OUR CHAMPIONSHIP SEASON
It began on Easter Sunday in Cincinnati, and if the miracles keep coming our way, it could conclude stupendously on Jan. 2 in Miami.
After losing 10 games during the regular season for the first time in more than a decade, the Lady Vol basketball team had been written off for dead. But when NCAA tournament time rolled around, the defending champs somehow regained their orange magic. And on Easter Sunday, they ascended to their second national title in a row.
Similarly, after getting clobbered yet again by Florida in September, the football Vols looked as if they'd be lucky to cling to a bottom rung in the Top 10 and make it back to their New Year's home-away-from-home at the Citrus Bowl in Orlando. But November brought a succession of almost occult occurrences that vaulted the Vols back into contention for a national championship in their Orange Bowl match up against the hulking Huskers from Nebraska.
The run started on Nov. 1 when Georgia ever-so-improbably beat Florida to put Tennessee back on the inside track toward its first-ever SEC championship game. But all kinds of other odds-defying outcomes had to happen to vault the Vols over Florida State, North Carolina, Ohio State, and Penn State in the polling for Miami trip ticks. And all of them did.
Meanwhile, UT struggled against SEC doormats Arkansas and Vanderbilt, gave up the most yardage ever yielded by a Tennessee team against Kentucky, and seemingly tried to hand the SEC championship game to Auburn on a platter. But in every case the Vols prevailed—all the more rewardingly for the adversity they had to overcome.
Now, all it takes for UT to reign supreme is for Cinderella Washington State to beat Michigan's conquering heroes in the Rose Bowl and for Tennessee to show the odds makers they got it wrong again in making Nebraska an 11-1/2 point favorite.
A little much you say, especially on top of everything that's gone before. But that's what they were saying about the Lady Vols back in March. 'Tis the season for miracles at the figurative intersection of Pat Head Summitt Drive and Peyton Manning Pass.
Fans of Knoxville's professional sports organizations—as opposed to those amateurs at Neyland Stadium—had a rough year. First came word that the Knoxville Cherokees hockey club was decamping to South Carolina, unhappy with their bottom-line performance in the Civic Coliseum. The subsequent wailing and rending of garments may not have been for naught—local officials hint that 1998 may see some new tenants putting their blades to the Coliseum's ice.
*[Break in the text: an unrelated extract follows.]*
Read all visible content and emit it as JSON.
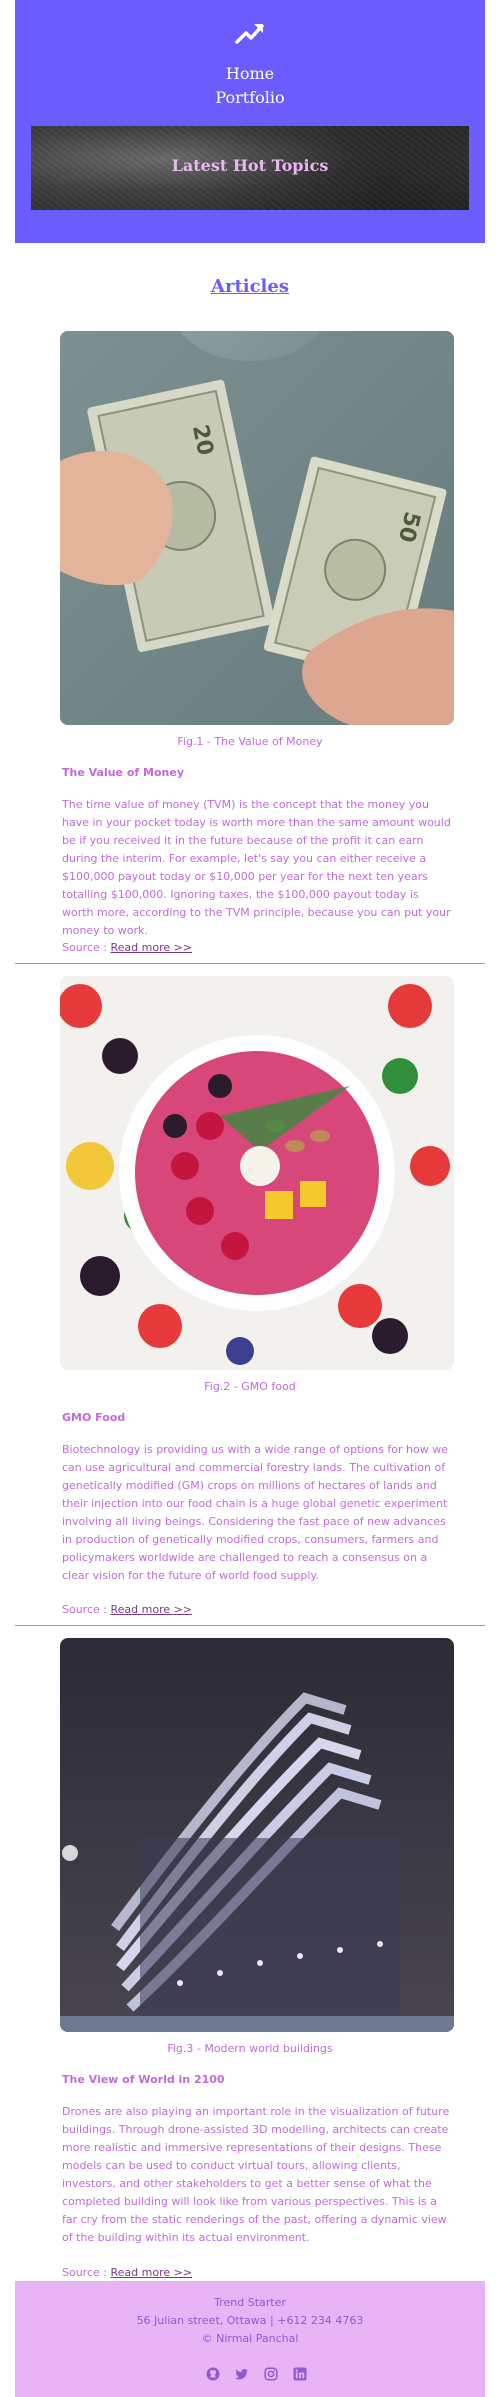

But the hockey hullabaloo was soon drowned out by the bigger (and still unresolved) tale of the myriad efforts to relocate the Knoxville Smokies. The whole thing has read like a somewhat tawdry romance. Mayor Ashe effectively left the team at the altar in February, saying a proposal to build a new stadium on State Street was, at $20 million, more of a dowry than the city could afford. As heartsick team owners flirted with a number of amorous suitors—Alcoa, Oak Ridge, Lexington, Ky.—County Executive Tommy Schumpert (who once coached a Central High School baseball team to a state championship) took on the unlikely role of matchmaker, trying to set up the Smokies with a nice local beau.
But repeated attempts at arranged marriages in the West Knox area faltered as one NIMBYish neighborhood group after another protested the prospect of increased traffic disrupting their suburban quietude. (Traffic in West Knoxville? Oh, the horror.) Meanwhile, the Smokies continued to spurn entreaties from their faithful first loves—the Fourth and Gill and Parkridge communities, which abut the team's current home and are the only neighborhoods that appear to really want the stadium. Will the team find the West Knox trophy mate it so clearly desires? At last notice, the county had officially voted to allocate money for a stadium if an acceptable site turns up. Tune in next year for the dramatic denouement.
In a year marked elsewhere by fumbles, stumbles, and detours, the Greater Knoxville Sports Corp.—under the redoubtable leadership of president Gloria Ray—moved forward confidently, racking up one impressive win after another. In April, the Corp. brought to town the Super Nationals Scholastic Chess Championship—the World Series of youth chess—which drew thousands of families and scads of national media coverage (including a big write-up in that little New York City paper called the Times). Shortly thereafter, it turned Gay Street into a main drag for a day via the Great Race, a cross-country contest for antique cars. And it announced contracts for future Knoxville events ranging from international archery tournaments to gymnastics championships to B.A.S.S. fishing finals. But the really big news was the securing of financing for the Women's Basketball Hall of Fame, a rare tourist-attracting proposal that actually makes sense for the city. Ray ruffled some feathers with her reluctance to fold the Corp. into the proposed "superchamber," but her critics would do well to ponder whether they really want to mess with success.